Türkiye’nin her alanında imar rantına karşı halkın verdiği mücadeleye rağmen, öncelikle büyük kentlerdeki ranta karşı durmak oldukça zor. “Acıbadem Direnişi” zor olanı başarmak için mücadele ediyor.
İlk önce Acıbadem E-5 güzergâhı, Kadıköy-Sabiha Gökçen metrosu önünde Vakıflar’a ait bir arazi 16 yıllığına “yap-işlet-devret” modeli çerçevesinde Medipol Hastanesi’ne veriliyor. Bu alandaki imar planı ve plan notlarına aykırı olarak tam 23 kata ulaşan dev yapı, üzerinde de bir helikopter pisti ile inşa ediliyor. Acıbadem Direnişi’nin konuyla ilgili verdiği her türlü mücadeleye rağmen, kamuoyu söylemlerine göre, ağır abilerden gelen emirler bu binanın yapılmasını sağlıyor.

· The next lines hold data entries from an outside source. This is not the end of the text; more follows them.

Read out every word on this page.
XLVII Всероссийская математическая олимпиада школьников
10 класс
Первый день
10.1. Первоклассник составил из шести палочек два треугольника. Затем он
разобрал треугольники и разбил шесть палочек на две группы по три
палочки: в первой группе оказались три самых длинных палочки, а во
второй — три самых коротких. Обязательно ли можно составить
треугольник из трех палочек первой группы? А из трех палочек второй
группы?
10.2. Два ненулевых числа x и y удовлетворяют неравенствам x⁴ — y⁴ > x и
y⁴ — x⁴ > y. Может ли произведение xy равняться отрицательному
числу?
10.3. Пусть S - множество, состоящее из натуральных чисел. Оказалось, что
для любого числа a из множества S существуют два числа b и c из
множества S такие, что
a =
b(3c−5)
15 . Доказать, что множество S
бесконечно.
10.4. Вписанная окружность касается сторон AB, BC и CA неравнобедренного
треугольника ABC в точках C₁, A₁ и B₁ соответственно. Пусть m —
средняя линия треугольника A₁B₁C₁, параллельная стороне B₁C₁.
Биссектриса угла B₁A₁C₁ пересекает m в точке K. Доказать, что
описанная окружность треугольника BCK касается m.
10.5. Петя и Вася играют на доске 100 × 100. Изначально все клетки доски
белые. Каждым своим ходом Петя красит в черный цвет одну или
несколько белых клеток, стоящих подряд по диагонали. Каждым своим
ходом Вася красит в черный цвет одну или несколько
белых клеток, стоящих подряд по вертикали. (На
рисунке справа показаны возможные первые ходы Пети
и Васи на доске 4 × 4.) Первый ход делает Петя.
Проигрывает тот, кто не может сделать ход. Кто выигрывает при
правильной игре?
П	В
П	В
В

Acıbadem Direnişi sözcüsü inşaat mühendisi Turan Karadeniz’e göre, yapı arazi oturumu ve kullanımı açısından imar mevzuatlarına da uygun değil. 6 kat olması gereken yapı, galeri boşluklu ara katlar ile (bu katlar emsale dahil edilmemiş) tam 23 kata ulaşmış. Ayrıca bodrum katı, 3. ve 4. katlarında projesinde gösterilen alanlara yapılması gereken otopark yerine farklı fonksiyonlar yapılarak bina tamamlanmış. Yapı kullanım belgesi alabilmesi ve parsel içindeki yapının otopark gereksinimi için bu kez de çok ilginç bir yola başvurulmuş. İBB’nin 26 Ekim’deki UTK kararı ile E-5 ile komşu parseller arasında E-5 yolunun gerektiğinde büyümesi için bırakılan ve Karayolları’na ait yerde katlı otopark yapılması talebi gündeme getiriliyor (Bu alanda aynı zamanda metro hattı ve onun üst ulaşım Acıbadem durağı var). Çok acele bir karar ile 2023 yılı temmuz ayında katlı otopark ihale ediliyor ve tek katılımcı firma TORUN İnşaat, ihale bedelinin de üzerinde bir rakamla işi alıyor. Karayolları’ndan arazi teslimi yapılıyor ve 16.3.2024 tarihinde iş makineleri alana giriyor. Ağaçlar kesiliyor, hafriyat çalışmaları başlıyor. Mahalleli ve Acıbadem Direnişi olarak Kadıköy Belediyesi’ne yapılan itiraz ile Zabıta Müdürlüğü’nce inşaat durduruluyor. Buna rağmen 18.3.2024 tarihinde müteahhit firma alandaki çalışmalarına yeniden başlamak istiyor. Bu kez yine yapılan müracaat ile Kadıköy Belediyesi ekipleri inşa edilen işe karşılık para cezası keserek imalatı durduruyor. Uygulamanın devam etmemesi adına şantiye girişine de beton bloklar yerleştiriliyor. Bu ana kadar olan sürede baharla çiçeklerini açmış birçok meyve ağacı ve yeşil alan yok ediliyor. Ancak bu sürece kadar imar planlarına hiçbir plan değişikliği işlenmediği gibi uygulanacak proje ile ilgili bir veri de paylaşılmıyor.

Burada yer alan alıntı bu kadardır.